If so, by this logic, all blogs would be “utter crap,” and WordPress would be polluting the Internet because unlike content produced by news organizations, blogs aren’t scrutinized by a gatekeeper. Readers judge if a blog is worth reading, and that determines its level of success.

I would be happy to send a sample of quality iUniverse titles for you to read. Please let me know your preferred genre and how I can get them to you. Thanks for providing this forum for dialog.

Kevin A. Gray

Oh, Kevin, I dare you to read Maximum Speed: Pushing the Limit. Triple dog dare you.  But that’s kind of beside the point. Let’s get to the heart of your comment, shall we?

At no time have I ever judged iUniverse’s entire library. I was clear about my inability to do such a thing because I haven’t read all of your titles. See the original quote:

Now, I’m not saying everything that comes from iUniverse is crap, because I haven’t read everything from iUniverse. But I know for a fact that some of what comes from iUniverse is crap, because I’ve had the misfortune of reading it.

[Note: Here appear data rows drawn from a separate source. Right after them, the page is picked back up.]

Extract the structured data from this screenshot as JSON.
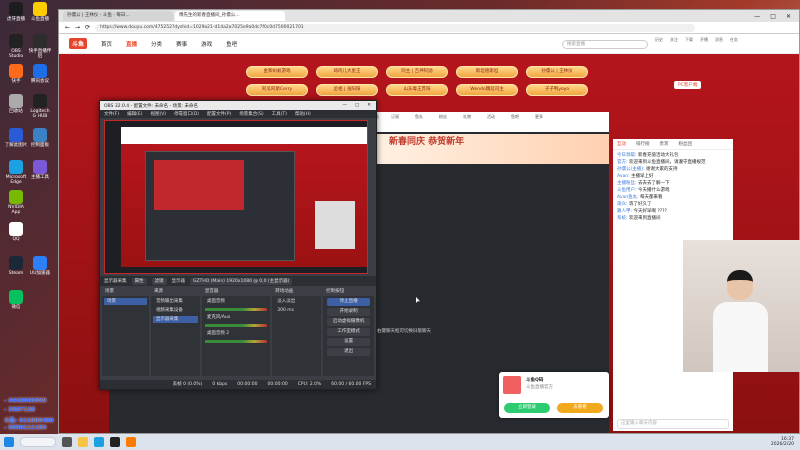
{
  "desktop": {
    "icons": [
      {
        "label": "虎牙直播",
        "color": "#1d1d1d"
      },
      {
        "label": "斗鱼直播",
        "color": "#ffcc00"
      },
      {
        "label": "OBS Studio",
        "color": "#222"
      },
      {
        "label": "快手直播伴侣",
        "color": "#2d2d2d"
      },
      {
        "label": "快手",
        "color": "#ff6a1a"
      },
      {
        "label": "腾讯会议",
        "color": "#1e6ee8"
      },
      {
        "label": "回收站",
        "color": "#aaaaaa"
      },
      {
        "label": "Logitech G HUB",
        "color": "#222"
      },
      {
        "label": "了解此图片",
        "color": "#2a5bd7"
      },
      {
        "label": "控制面板",
        "color": "#3b82c4"
      },
      {
        "label": "Microsoft Edge",
        "color": "#1ba1e2"
      },
      {
        "label": "主播工具",
        "color": "#7a59d9"
      },
      {
        "label": "NVIDIA App",
        "color": "#76b900"
      },
      {
        "label": "QQ",
        "color": "#fff"
      },
      {
        "label": "Steam",
        "color": "#1b2838"
      },
      {
        "label": "UU加速器",
        "color": "#2d7ff9"
      },
      {
        "label": "微信",
        "color": "#07c160"
      }
    ],
    "notes": [
      "- 4443060099",
      "- 3387128",
      "斗鱼: 611880489",
      "- 5058111184",
      "快手: 5498132"
    ]
  },
  "browser": {
    "tabs": [
      "孙儒公 | 王林仪 - 斗鱼 - 每日...",
      "傅先生的新春直播间_孙儒公..."
    ],
    "url": "https://www.douyu.com/475252?dyshid=1029a21-d14a2a7025e9a0dc7f0c0d7500021701",
    "window_controls": [
      "—",
      "□",
      "✕"
    ]
  },
  "site": {
    "logo": "斗鱼",
    "nav": [
      "首页",
      "直播",
      "分类",
      "赛事",
      "游戏",
      "鱼吧"
    ],
    "search_placeholder": "搜索直播",
    "icons": [
      "历史",
      "关注",
      "下载",
      "开播",
      "消息",
      "任务"
    ],
    "chips": [
      "金和蚂蚁游戏",
      "琦鸣儿大星王",
      "阿主 | 吉神阿勋",
      "斯坦德斯坦",
      "孙儒公 | 王林仪",
      "阿瓜阿斯Cerry",
      "丞相 | 张阳阳",
      "山东毒王苏阳",
      "Wendo魏延司主",
      "子子鸭yoyo"
    ],
    "pc_button": "PC客户端",
    "gift_labels": [
      "直播玩法",
      "订阅",
      "鱼丸",
      "粉丝",
      "礼物",
      "活动",
      "鱼吧",
      "更多"
    ],
    "banner": "新春同庆 恭贺新年"
  },
  "chat": {
    "tabs": [
      "互动",
      "排行榜",
      "贵宾",
      "粉丝团"
    ],
    "messages": [
      {
        "user": "今日领取:",
        "text": "新春充值活动大礼包"
      },
      {
        "user": "官方:",
        "text": "欢迎来到斗鱼直播间，请遵守直播规范"
      },
      {
        "user": "孙儒公(主播):",
        "text": "谢谢大家的支持"
      },
      {
        "user": "Avan:",
        "text": "主播早上好"
      },
      {
        "user": "主播粉丝:",
        "text": "去去去了解一下"
      },
      {
        "user": "斗鱼用户:",
        "text": "今天播什么游戏"
      },
      {
        "user": "Avan鱼丸:",
        "text": "每天都来看"
      },
      {
        "user": "观众:",
        "text": "等了好久了"
      },
      {
        "user": "路人甲:",
        "text": "今天好早啊 ????"
      },
      {
        "user": "系统:",
        "text": "欢迎来到直播间"
      }
    ],
    "input_placeholder": "这里输入聊天内容"
  },
  "popup": {
    "title": "斗鱼Q码",
    "subtitle": "斗鱼直播官方",
    "btn_left": "立即登录",
    "btn_right": "去看看"
  },
  "obs": {
    "title": "OBS 32.0.4 - 配置文件: 未命名 - 场景: 未命名",
    "menu": [
      "文件(F)",
      "编辑(E)",
      "视图(V)",
      "停靠窗口(D)",
      "配置文件(P)",
      "场景集合(S)",
      "工具(T)",
      "帮助(H)"
    ],
    "src_bar": [
      "显示器采集",
      "属性",
      "滤镜",
      "显示器",
      "GZTHO (Main) 1920x1080 @ 0,0 (主显示器)"
    ],
    "docks": {
      "scenes": {
        "title": "场景",
        "items": [
          "场景"
        ]
      },
      "sources": {
        "title": "来源",
        "items": [
          "音频输出采集",
          "视频采集设备",
          "显示器采集"
        ]
      },
      "mixer": {
        "title": "混音器",
        "items": [
          "桌面音频",
          "麦克风/Aux",
          "桌面音频 2"
        ],
        "levels": [
          "0.0 dB",
          "0.0 dB",
          "0.0 dB"
        ]
      },
      "transitions": {
        "title": "转场动画",
        "items": [
          "淡入淡出"
        ],
        "duration": "300 ms"
      },
      "controls": {
        "title": "控制按钮",
        "buttons": [
          "停止直播",
          "开始录制",
          "启动虚拟摄像机",
          "工作室模式",
          "设置",
          "退出"
        ]
      }
    },
    "status": [
      "丢帧 0 (0.0%)",
      "0 kbps",
      "00:00:00",
      "00:00:00",
      "CPU: 2.0%",
      "60.00 / 60.00 FPS"
    ]
  },
  "chat_hint": "右键聊天框可切换旧版聊天",
  "taskbar": {
    "time": "16:37",
    "date": "2026/2/20"
  }
}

Likewise, I never labeled “all iUniverse titles ‘utter crap.'” You seem to have jumped to that conclusion all by yourself (and then subsequently gone off on some wild, fallacy-ridden tangent about WordPress and news organizations to boot).

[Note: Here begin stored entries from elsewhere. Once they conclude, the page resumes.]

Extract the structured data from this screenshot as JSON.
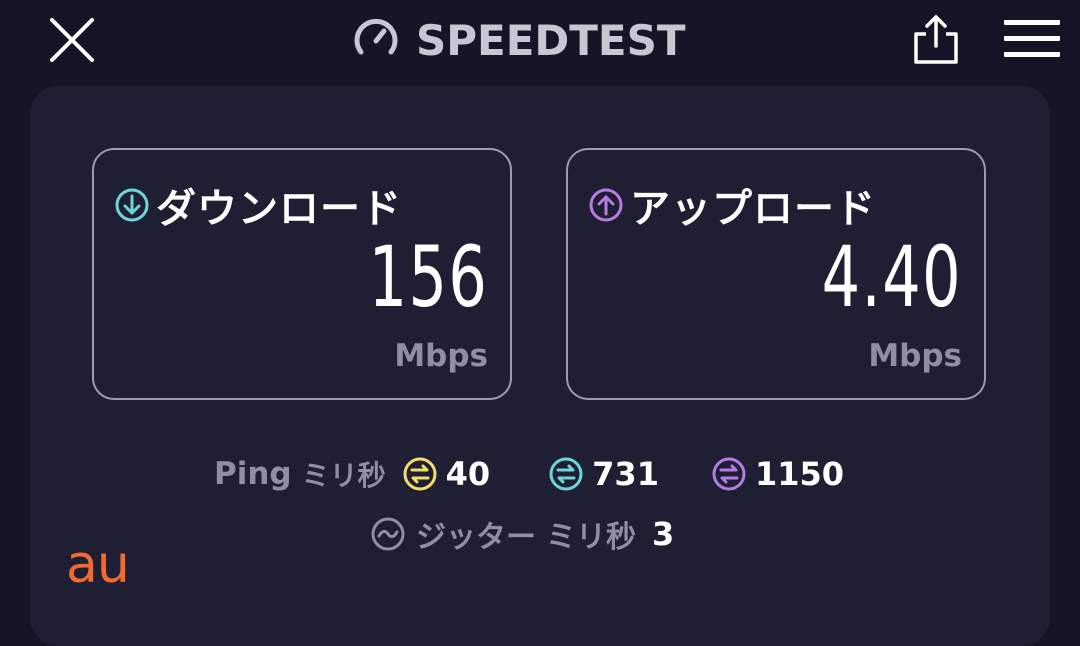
{
  "header": {
    "title": "SPEEDTEST",
    "icons": {
      "close": "close-icon",
      "logo": "speedometer-icon",
      "share": "share-icon",
      "menu": "hamburger-menu-icon"
    }
  },
  "download": {
    "label": "ダウンロード",
    "value": "156",
    "unit": "Mbps",
    "icon": "download-arrow-icon",
    "color": "#6fd3d8"
  },
  "upload": {
    "label": "アップロード",
    "value": "4.40",
    "unit": "Mbps",
    "icon": "upload-arrow-icon",
    "color": "#b57be0"
  },
  "ping": {
    "label": "Ping",
    "unit": "ミリ秒",
    "idle": {
      "value": "40",
      "color": "#f3dc6a"
    },
    "download": {
      "value": "731",
      "color": "#6fd3d8"
    },
    "upload": {
      "value": "1150",
      "color": "#b57be0"
    }
  },
  "jitter": {
    "label": "ジッター",
    "unit": "ミリ秒",
    "value": "3"
  },
  "carrier": {
    "name": "au",
    "color": "#f26a30"
  }
}
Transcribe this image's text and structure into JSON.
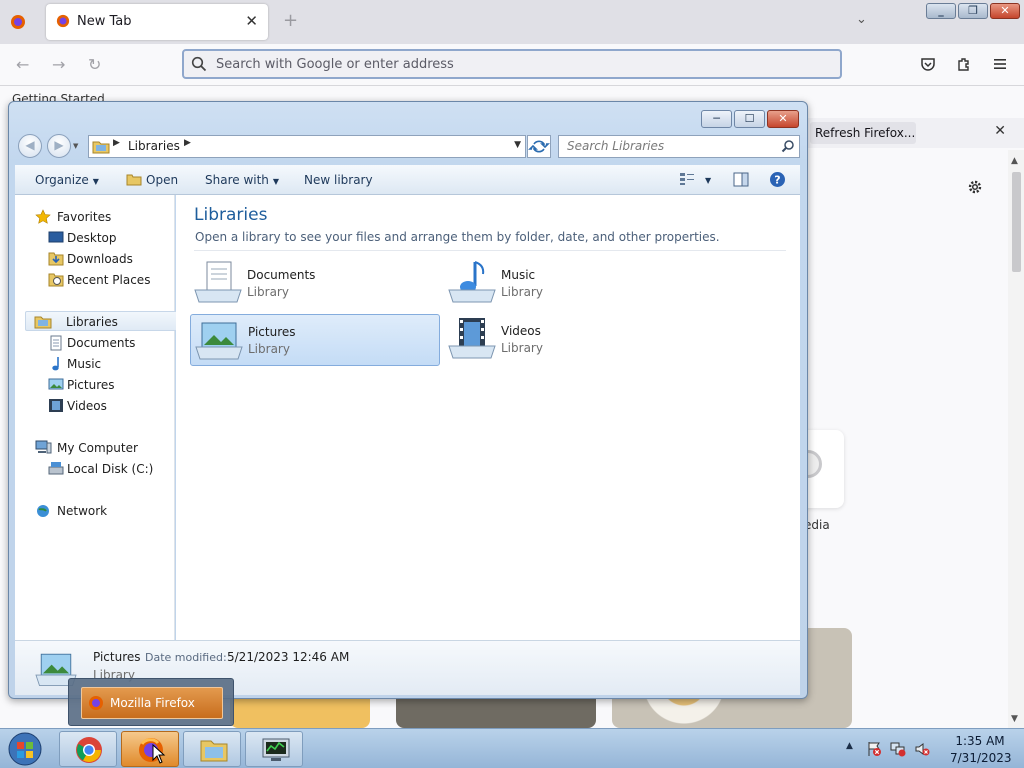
{
  "firefox": {
    "tab": {
      "title": "New Tab",
      "close": "✕"
    },
    "new_tab": "+",
    "tab_list": "⌄",
    "window_buttons": {
      "minimize": "_",
      "restore": "❐",
      "close": "✕"
    },
    "nav": {
      "back": "←",
      "forward": "→",
      "reload": "↻"
    },
    "urlbar": {
      "placeholder": "Search with Google or enter address"
    },
    "bookmark": "Getting Started",
    "notice": {
      "button": "Refresh Firefox...",
      "close": "✕"
    },
    "shortcut_label": "edia"
  },
  "explorer": {
    "window_buttons": {
      "minimize": "─",
      "maximize": "☐",
      "close": "✕"
    },
    "address": {
      "crumb": "Libraries"
    },
    "search": {
      "placeholder": "Search Libraries"
    },
    "commands": {
      "organize": "Organize",
      "open": "Open",
      "share_with": "Share with",
      "new_library": "New library"
    },
    "nav_tree": {
      "favorites": "Favorites",
      "desktop": "Desktop",
      "downloads": "Downloads",
      "recent_places": "Recent Places",
      "libraries": "Libraries",
      "documents": "Documents",
      "music": "Music",
      "pictures": "Pictures",
      "videos": "Videos",
      "my_computer": "My Computer",
      "local_disk": "Local Disk (C:)",
      "network": "Network"
    },
    "content": {
      "title": "Libraries",
      "subtitle": "Open a library to see your files and arrange them by folder, date, and other properties.",
      "libraries": [
        {
          "name": "Documents",
          "type": "Library"
        },
        {
          "name": "Music",
          "type": "Library"
        },
        {
          "name": "Pictures",
          "type": "Library"
        },
        {
          "name": "Videos",
          "type": "Library"
        }
      ]
    },
    "details": {
      "name": "Pictures",
      "date_label": "Date modified:",
      "date_value": "5/21/2023 12:46 AM",
      "type": "Library"
    }
  },
  "taskbar": {
    "preview_label": "Mozilla Firefox",
    "clock": {
      "time": "1:35 AM",
      "date": "7/31/2023"
    }
  }
}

I simply stated that because iUniverse does print some crap, it should be held accountable for its part in printing said crap. In the case of all given works of crap, the authors are responsible for writing them, for sure. But iUniverse is also culpable, as a result of its business model.

When questions of money vs. quality arise at iUniverse, I get the distinct impression that money always wins. You made that pretty clear to me when you pointed out that authors can push forward despite the professional advice of iUniverse reps.

There’s no need to be ashamed about any of that, I guess. We all understand that making money is what businesses do. But I feel iUniverse needs to do a better job of owning it and accepting that it does indeed contribute to market pollution. Now, having personally read a total of three different iUniverse titles recently and a total of zero good ones,  my personal opinion is that iUniverse probably puts out proportionately more crap than, say, Simon & Schuster (since you mention them).

QAs a book-loving consumer, I’m already done taking chances on iUniverse. So concerning your offer to send me more titles? Thanks, but no thanks.